Core Development Rules

Before contributing, please familiarize yourself with our Development Principles, which include:

  • NO NEW SHELL SCRIPTS - We're migrating to Rust for application logic
  • Documentation over code - Prefer updating docs to writing new scripts
  • Automation over manual work - Use and extend our automated tools

For the complete migration strategy and decision framework, refer to the Development Principles document.

Ingestion/Embedding Architecture: All ingestion and embedding logic must follow the Modular Ingest Refactor Plan. This plan defines the canonical, reusable ingest library and the pattern for domain-specific wrappers (e.g., marvelai_ingest.rs). All new pipelines and refactors must use this architecture and update documentation accordingly.

Build & Validate

Before making any changes, build the Rust tools and run validation:

# 1. Build all Rust tools (from project root)
cargo build --release --features cli

# 2. Run validation tools as needed
./src/target/release/check_json --fix              # Fix JSON formatting
./src/target/release/validate_naming --fix --verbose  # Fix naming issues
./src/target/release/format_md path/to/file.md     # Format specific markdown
./scripts/validation/check-rust.sh                 # Rust code quality checks

Infrastructure Scripts: Deployment and infrastructure orchestration scripts like ./scripts/deploy/deploy.sh remain as shell scripts since they orchestrate external tools (AWS CLI, Docker) but contain no application logic.

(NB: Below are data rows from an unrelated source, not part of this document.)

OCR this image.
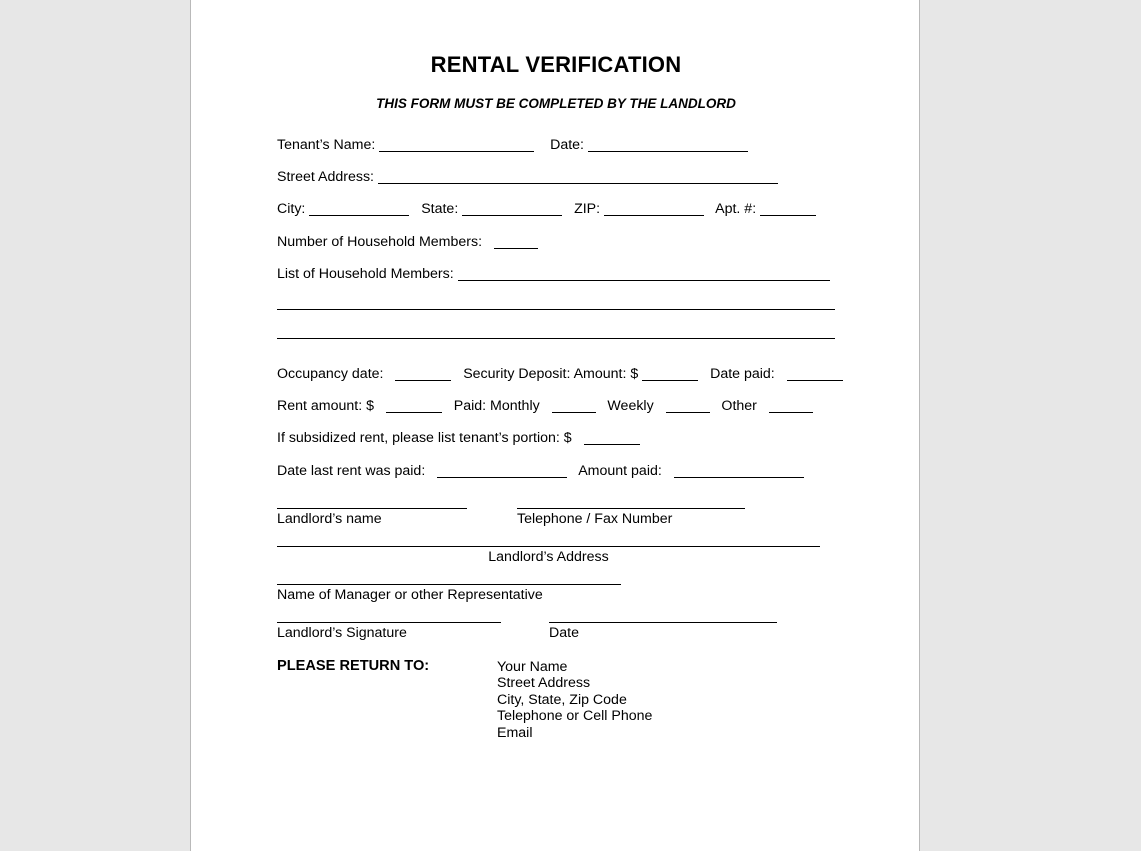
RENTAL VERIFICATION
THIS FORM MUST BE COMPLETED BY THE LANDLORD
Tenant’s Name:	Date:
Street Address:
City:	State:	ZIP:	Apt. #:
Number of Household Members:
List of Household Members:
Occupancy date:	Security Deposit: Amount: $	Date paid:
Rent amount: $	Paid: Monthly	Weekly	Other
If subsidized rent, please list tenant’s portion: $
Date last rent was paid:	Amount paid:
Landlord’s name	Telephone / Fax Number
Landlord’s Address
Name of Manager or other Representative
Landlord’s Signature	Date
PLEASE RETURN TO:	Your Name
Street Address
City, State, Zip Code
Telephone or Cell Phone
Email
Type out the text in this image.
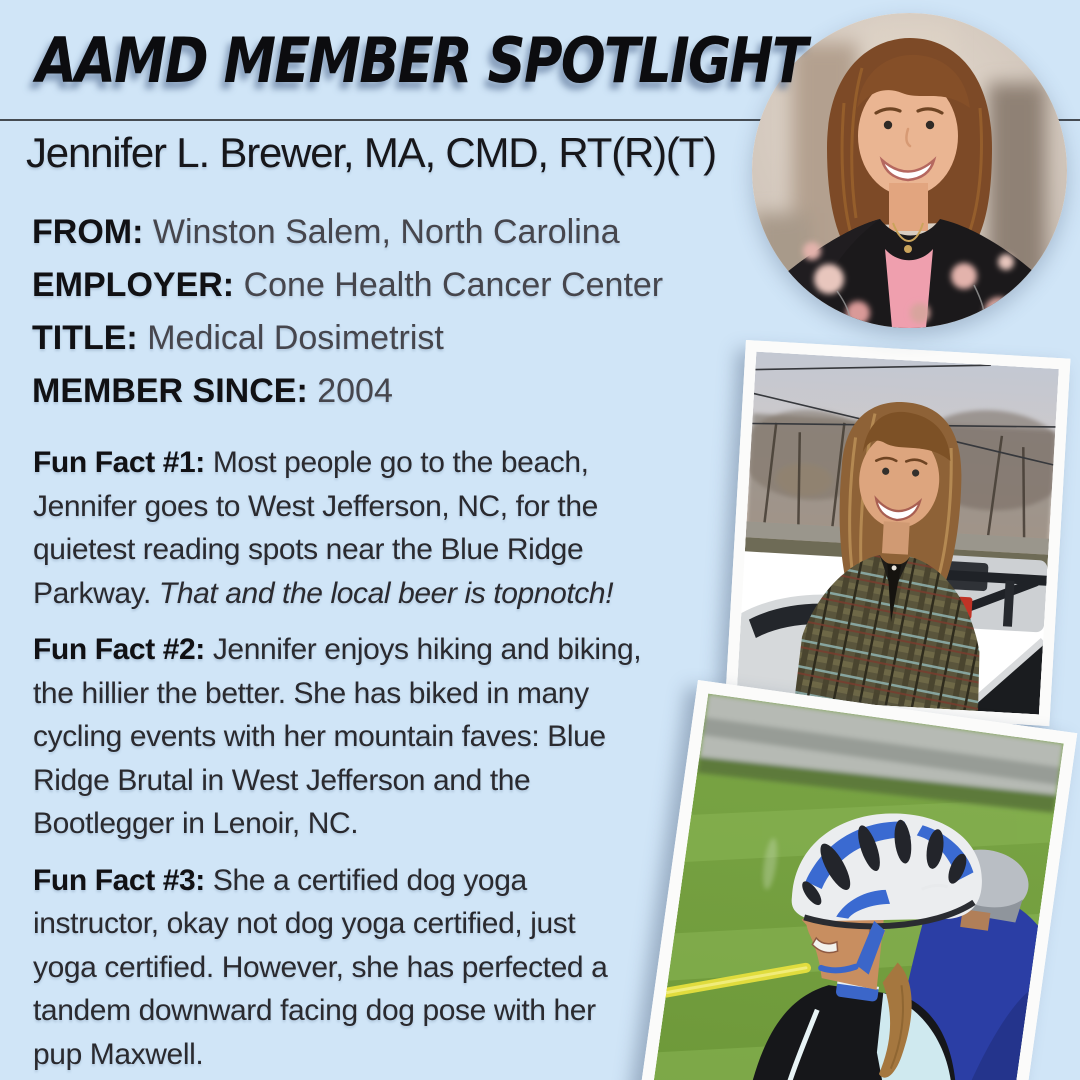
AAMD MEMBER SPOTLIGHT
Jennifer L. Brewer, MA, CMD, RT(R)(T)
FROM: Winston Salem, North Carolina
EMPLOYER: Cone Health Cancer Center
TITLE: Medical Dosimetrist
MEMBER SINCE: 2004
Fun Fact #1: Most people go to the beach,
Jennifer goes to West Jefferson, NC, for the
quietest reading spots near the Blue Ridge
Parkway. That and the local beer is topnotch!
Fun Fact #2: Jennifer enjoys hiking and biking,
the hillier the better. She has biked in many
cycling events with her mountain faves: Blue
Ridge Brutal in West Jefferson and the
Bootlegger in Lenoir, NC.
Fun Fact #3: She a certified dog yoga
instructor, okay not dog yoga certified, just
yoga certified. However, she has perfected a
tandem downward facing dog pose with her
pup Maxwell.
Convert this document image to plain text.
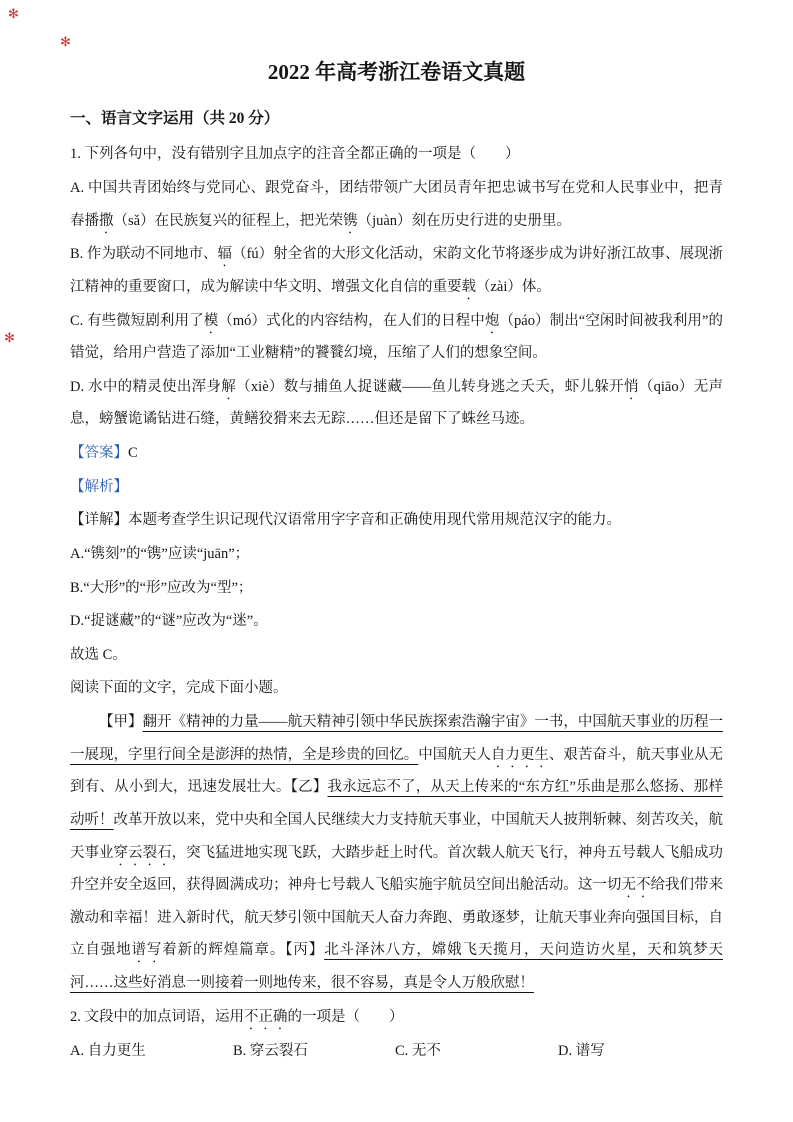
✻
✻
✻
2022 年高考浙江卷语文真题
一、语言文字运用（共 20 分）

1. 下列各句中，没有错别字且加点字的注音全都正确的一项是（　　）

A. 中国共青团始终与党同心、跟党奋斗，团结带领广大团员青年把忠诚书写在党和人民事业中，把青春播撒（sǎ）在民族复兴的征程上，把光荣镌（juàn）刻在历史行进的史册里。

B. 作为联动不同地市、辐（fú）射全省的大形文化活动，宋韵文化节将逐步成为讲好浙江故事、展现浙江精神的重要窗口，成为解读中华文明、增强文化自信的重要载（zài）体。

C. 有些微短剧利用了模（mó）式化的内容结构，在人们的日程中炮（páo）制出“空闲时间被我利用”的错觉，给用户营造了添加“工业糖精”的饕餮幻境，压缩了人们的想象空间。

D. 水中的精灵使出浑身解（xiè）数与捕鱼人捉谜藏——鱼儿转身逃之夭夭，虾儿躲开悄（qiāo）无声息，螃蟹诡谲钻进石缝，黄鳝狡猾来去无踪……但还是留下了蛛丝马迹。

【答案】C

【解析】

【详解】本题考查学生识记现代汉语常用字字音和正确使用现代常用规范汉字的能力。

A.“镌刻”的“镌”应读“juān”；

B.“大形”的“形”应改为“型”；

D.“捉谜藏”的“谜”应改为“迷”。

故选 C。

阅读下面的文字，完成下面小题。

【甲】翻开《精神的力量——航天精神引领中华民族探索浩瀚宇宙》一书，中国航天事业的历程一一展现，字里行间全是澎湃的热情，全是珍贵的回忆。中国航天人自力更生、艰苦奋斗，航天事业从无到有、从小到大，迅速发展壮大。【乙】我永远忘不了，从天上传来的“东方红”乐曲是那么悠扬、那样动听！改革开放以来，党中央和全国人民继续大力支持航天事业，中国航天人披荆斩棘、刻苦攻关，航天事业穿云裂石，突飞猛进地实现飞跃，大踏步赶上时代。首次载人航天飞行，神舟五号载人飞船成功升空并安全返回，获得圆满成功；神舟七号载人飞船实施宇航员空间出舱活动。这一切无不给我们带来激动和幸福！进入新时代，航天梦引领中国航天人奋力奔跑、勇敢逐梦，让航天事业奔向强国目标，自立自强地谱写着新的辉煌篇章。【丙】北斗泽沐八方，嫦娥飞天揽月，天问造访火星，天和筑梦天河……这些好消息一则接着一则地传来，很不容易，真是令人万般欣慰！

2. 文段中的加点词语，运用不正确的一项是（　　）

A. 自力更生	B. 穿云裂石	C. 无不	D. 谱写
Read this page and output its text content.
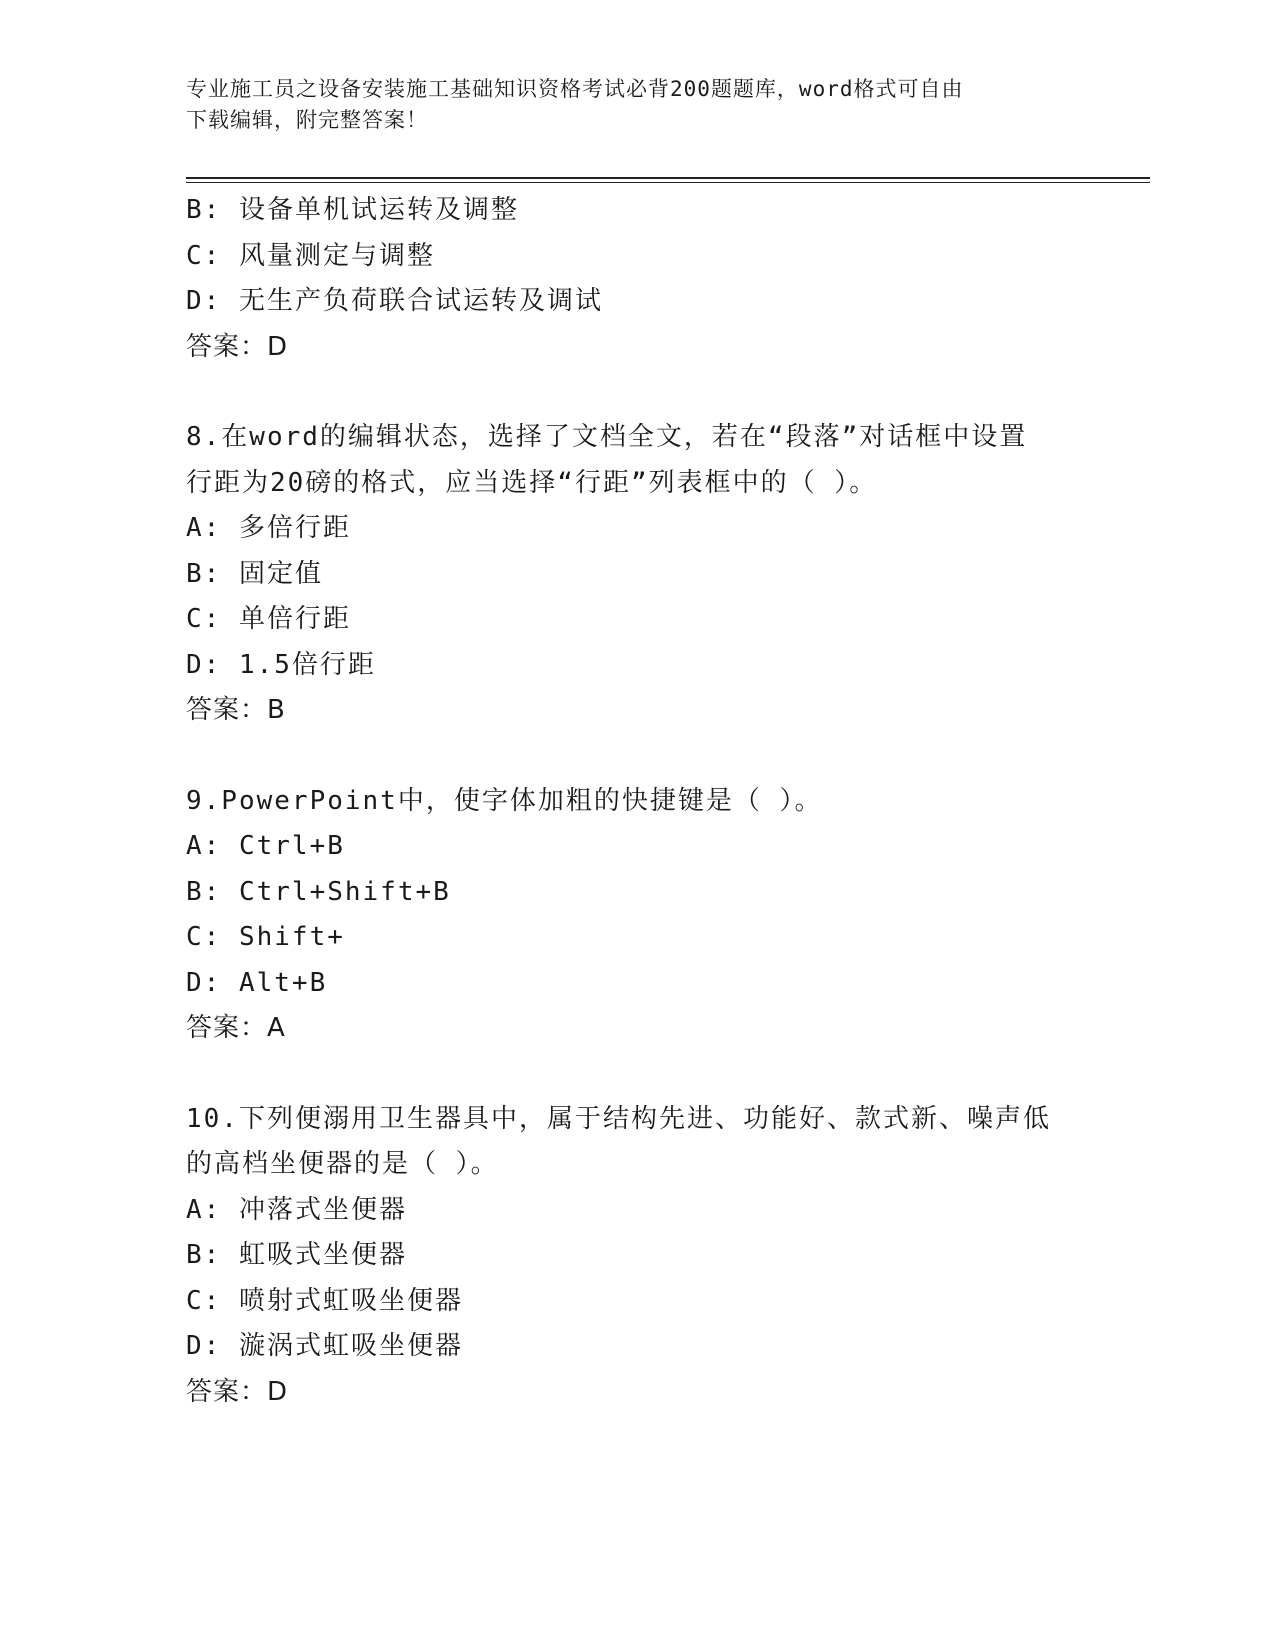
专业施工员之设备安装施工基础知识资格考试必背200题题库，word格式可自由
下载编辑，附完整答案！
B: 设备单机试运转及调整
C: 风量测定与调整
D: 无生产负荷联合试运转及调试
答案：D
8.在word的编辑状态，选择了文档全文，若在“段落”对话框中设置
行距为20磅的格式，应当选择“行距”列表框中的（ ）。
A: 多倍行距
B: 固定值
C: 单倍行距
D: 1.5倍行距
答案：B
9.PowerPoint中，使字体加粗的快捷键是（ ）。
A: Ctrl+B
B: Ctrl+Shift+B
C: Shift+
D: Alt+B
答案：A
10.下列便溺用卫生器具中，属于结构先进、功能好、款式新、噪声低
的高档坐便器的是（ ）。
A: 冲落式坐便器
B: 虹吸式坐便器
C: 喷射式虹吸坐便器
D: 漩涡式虹吸坐便器
答案：D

Self-Documenting Tools: Each Rust tool provides comprehensive usage instructions via --help. Example: ./src/target/release/format_json --help

Important: Always run commands from the project root directory to ensure correct path resolution.

Development Environment

Required Tools

  • Rust 1.77 or later
  • Cargo package manager
  • Git
  • VS Code (recommended)

VS Code Configuration

Required Extensions:

  • rust-analyzer
  • Even Better TOML
  • markdownlint
  • CodeLLDB (for debugging)

Recommended Settings:

{
  "editor.formatOnSave": true,
  "[rust]": {
    "editor.defaultFormatter": "rust-lang.rust-analyzer",
    "editor.formatOnSave": true
  },
  "rust-analyzer.checkOnSave.command": "clippy",
  "[markdown]": {
    "editor.formatOnSave": true,
    "editor.defaultFormatter": "DavidAnson.vscode-markdownlint"
  },
  "markdownlint.config": {
    "MD013": { "line_length": 80 }
  }
}

Collaboration Standards

We value empathy, transparency, and practical collaboration. Please follow these standards when working with others:

  • Begin meetings with an emotion check-in (e.g., "What excites you? What worries you?") to build psychological safety and surface risks early.
  • Translate technical details into user language to ensure features are user-focused and accessible.
  • Use small courtesies (like "thank you") to foster equitable knowledge sharing.
  • Communicate authentically—speak like a human, not a robot.
  • Practice empathy: it grows with use and is essential for effective teamwork.
  • Assume good intent and seek clear impact—disagree respectfully, document decisions, and move forward together.
  • Bias toward co-creation: sketches, sticky notes, and quick prototypes are preferred over long comment threads.
  • Listen past the first answer—follow-up questions deepen understanding.

"Empathy is a muscle: left unused, it atrophies; put to work, it grows." — Jamil Zaki, Stanford "Minds are mirrors to one another." — David Hume "Seeing the world through the eyes of the other, not seeing your world reflected in their eyes." — Carl Rogers

For more on our collaboration philosophy, see DEVELOPMENT-PRINCIPLES.md.